Yoğun iş yaşamı ve gündelik koşuşturma içinde çocuğumuza yeterince zaman ayırıyor muyuz
Çocuk ve Ergen Psikoloğu Duygu Demirhan, aileleriyle “kaliteli”
zaman geçiren çocukların çok daha mutlu, başarılı ve özgüvenli olduğunu
söylüyor. Kaliteli zaman geçirmeyi, ebeveyn ve çocuk arasındaki ilişkiyi
besleyip güçlendiren, aile ve çocuğun birlikte olmaktan keyif aldıkları zaman
dilimi olarak tanımlayan Demirhan ailelere şu uyarılarda bulunuyor:
İletişim kurun
Oyuncaklarıyla
oynayan çocuğun yanında oturup e-postalara bakmak, sosyal medyayı takip etmek,
gündelik işleri yapmak kaliteli zaman anlamına gelmez. Çocuklarla sadece oyun
oynamak, etkinlik yapmak da kaliteli bir zaman için yeterli değildir. Anne
babalar çocuklarıyla sohbet ederek, gazete, kitap veya dergi okuyarak, kendi
günlük hayatlarından bahsederek de kaliteli zaman geçirebilirler. Burada ki en
önemli nokta karşılıklı iletişimin olduğu, etkileşimin yaşandığı zamanlar
yaratılmasıdır.
En az 30 dakika ayırın
Çocukla kaliteli zaman geçirmek saatlerce beraber vakit
geçirmek değildir. Sürekli olmak kaydıyla günde ortalama 30 dakikanızı
çocuğunuza “özel” geçireceğiniz bir zaman dilimi olarak ayırın. Özellikle hafta
sonları alışveriş merkezlerinde geçirilen zaman asla kaliteli zaman değildir.

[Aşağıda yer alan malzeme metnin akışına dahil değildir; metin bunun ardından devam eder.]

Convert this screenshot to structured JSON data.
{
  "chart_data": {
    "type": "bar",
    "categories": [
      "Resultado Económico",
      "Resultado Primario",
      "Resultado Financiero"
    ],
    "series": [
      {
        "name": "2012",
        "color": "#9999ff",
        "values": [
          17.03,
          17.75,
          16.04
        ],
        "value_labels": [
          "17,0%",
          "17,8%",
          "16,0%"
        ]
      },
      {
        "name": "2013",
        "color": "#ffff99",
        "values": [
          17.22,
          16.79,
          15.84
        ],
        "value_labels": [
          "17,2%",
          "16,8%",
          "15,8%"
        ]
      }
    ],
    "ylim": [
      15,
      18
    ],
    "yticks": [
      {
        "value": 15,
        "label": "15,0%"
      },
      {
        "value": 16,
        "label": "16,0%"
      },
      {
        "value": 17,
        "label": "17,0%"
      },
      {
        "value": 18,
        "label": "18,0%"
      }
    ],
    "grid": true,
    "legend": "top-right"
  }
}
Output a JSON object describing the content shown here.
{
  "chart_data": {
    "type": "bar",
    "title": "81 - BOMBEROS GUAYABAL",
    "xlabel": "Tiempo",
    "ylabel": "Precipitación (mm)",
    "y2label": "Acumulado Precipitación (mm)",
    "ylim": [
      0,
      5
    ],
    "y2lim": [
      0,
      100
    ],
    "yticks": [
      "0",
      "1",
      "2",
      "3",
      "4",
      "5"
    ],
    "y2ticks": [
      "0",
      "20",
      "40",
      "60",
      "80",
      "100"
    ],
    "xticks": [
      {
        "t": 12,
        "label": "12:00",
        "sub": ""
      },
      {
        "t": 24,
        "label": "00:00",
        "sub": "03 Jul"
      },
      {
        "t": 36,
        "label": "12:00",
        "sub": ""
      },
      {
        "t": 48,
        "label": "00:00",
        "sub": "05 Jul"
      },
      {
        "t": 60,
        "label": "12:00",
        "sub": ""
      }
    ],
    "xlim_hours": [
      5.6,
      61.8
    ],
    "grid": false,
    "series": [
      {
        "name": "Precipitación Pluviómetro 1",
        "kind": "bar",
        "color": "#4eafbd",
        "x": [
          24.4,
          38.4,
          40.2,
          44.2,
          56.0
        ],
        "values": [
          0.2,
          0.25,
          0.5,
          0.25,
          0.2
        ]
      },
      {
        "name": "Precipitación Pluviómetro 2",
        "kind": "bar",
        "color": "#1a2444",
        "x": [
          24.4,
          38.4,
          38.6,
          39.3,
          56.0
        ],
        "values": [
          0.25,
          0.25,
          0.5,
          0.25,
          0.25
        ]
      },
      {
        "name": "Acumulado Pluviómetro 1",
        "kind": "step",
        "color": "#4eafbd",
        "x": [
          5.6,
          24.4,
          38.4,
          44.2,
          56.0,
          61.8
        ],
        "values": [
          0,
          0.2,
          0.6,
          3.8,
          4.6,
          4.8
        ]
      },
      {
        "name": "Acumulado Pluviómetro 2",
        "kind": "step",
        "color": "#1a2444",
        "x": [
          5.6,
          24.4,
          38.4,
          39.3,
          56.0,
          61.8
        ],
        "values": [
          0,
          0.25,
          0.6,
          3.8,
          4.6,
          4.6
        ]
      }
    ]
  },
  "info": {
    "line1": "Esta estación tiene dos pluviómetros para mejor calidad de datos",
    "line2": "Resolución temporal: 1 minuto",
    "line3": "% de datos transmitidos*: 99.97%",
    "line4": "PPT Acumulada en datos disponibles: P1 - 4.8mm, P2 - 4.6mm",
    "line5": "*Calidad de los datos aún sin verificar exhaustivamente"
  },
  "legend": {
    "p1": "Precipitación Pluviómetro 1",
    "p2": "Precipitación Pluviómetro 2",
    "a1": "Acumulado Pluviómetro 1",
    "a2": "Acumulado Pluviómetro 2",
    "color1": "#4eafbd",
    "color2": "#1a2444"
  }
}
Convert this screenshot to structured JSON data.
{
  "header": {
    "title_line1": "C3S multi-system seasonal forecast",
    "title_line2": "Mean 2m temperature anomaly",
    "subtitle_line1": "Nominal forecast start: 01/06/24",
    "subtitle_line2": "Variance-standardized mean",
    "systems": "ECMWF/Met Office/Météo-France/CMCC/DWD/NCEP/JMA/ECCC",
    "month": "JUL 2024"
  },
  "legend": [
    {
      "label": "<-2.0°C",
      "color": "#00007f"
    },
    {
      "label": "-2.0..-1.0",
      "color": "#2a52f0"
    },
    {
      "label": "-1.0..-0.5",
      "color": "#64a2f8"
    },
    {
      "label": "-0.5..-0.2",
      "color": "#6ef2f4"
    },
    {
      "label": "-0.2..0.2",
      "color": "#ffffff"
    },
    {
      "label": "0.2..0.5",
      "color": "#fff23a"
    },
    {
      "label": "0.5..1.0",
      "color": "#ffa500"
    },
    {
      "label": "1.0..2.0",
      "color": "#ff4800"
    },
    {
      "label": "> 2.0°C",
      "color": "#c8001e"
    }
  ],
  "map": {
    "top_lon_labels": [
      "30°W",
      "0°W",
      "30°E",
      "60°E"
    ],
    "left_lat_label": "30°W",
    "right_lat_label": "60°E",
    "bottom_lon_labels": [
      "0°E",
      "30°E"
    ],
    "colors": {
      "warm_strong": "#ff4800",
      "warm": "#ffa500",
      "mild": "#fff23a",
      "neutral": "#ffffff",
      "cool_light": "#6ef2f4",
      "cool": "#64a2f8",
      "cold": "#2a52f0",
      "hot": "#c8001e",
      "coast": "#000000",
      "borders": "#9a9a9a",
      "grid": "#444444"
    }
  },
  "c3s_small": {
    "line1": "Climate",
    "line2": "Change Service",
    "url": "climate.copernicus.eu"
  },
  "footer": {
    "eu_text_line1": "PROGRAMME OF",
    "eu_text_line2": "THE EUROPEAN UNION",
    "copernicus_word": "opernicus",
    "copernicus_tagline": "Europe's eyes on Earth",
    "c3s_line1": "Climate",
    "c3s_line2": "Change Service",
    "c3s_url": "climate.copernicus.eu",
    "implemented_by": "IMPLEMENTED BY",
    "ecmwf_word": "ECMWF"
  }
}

Çünkü konuşmadan, sözlü-sözsüz temas kurmadan yürümek ve gezmek kaliteli zaman
olarak değerlendirilmez. Yani birlikte zaman geçirmekle, kaliteli zaman
geçirmek arasında fark vardır.
Paylaşımı artırın
Mümkün olduğunca akşam yemeklerini evde beraberce yemek,
10 dakika bile olsa beraber oyun oynamak, gün içinde yapılanlarla ilgili sohbet
etmek de aile içi paylaşımı arttıracaktır. Annenin ev işi yaparken veya yemek
pişirirken çocuğuyla konuşması ve onun yanında bulunmasına izin vermesi bile
aslında bir beraberliktir. Bu süre boyunca, birbirleriyle sohbet etmek, çocuk
açısından yeterli ilgilenilme duygusunu sağlayacaktır.
3-6 Yaş aralığına dikkat
Özellikle 3-6 yas arası dönemde biyolojik cinsiyete uygun
sosyal davranışların gelişmesi açısından erkek çocuk ve baba, kız çocuk ve anne
paylaşımlarının artırılması da yararlı olacaktır. Unutmamalıyız ki bir çocuğa
zarar vermek sadece fiziksel şiddet uyguluyor olmak değildir. Yeteri zamanı
ayırmamak da çocuğa verilen en büyük zarardır. Yukarıda da belirtildiği gibi
ihmal edilen çocuklarda özgüven eksikliği, öfke kontrol problemleri ve
depresyon gelişme riski oldukça yüksektir.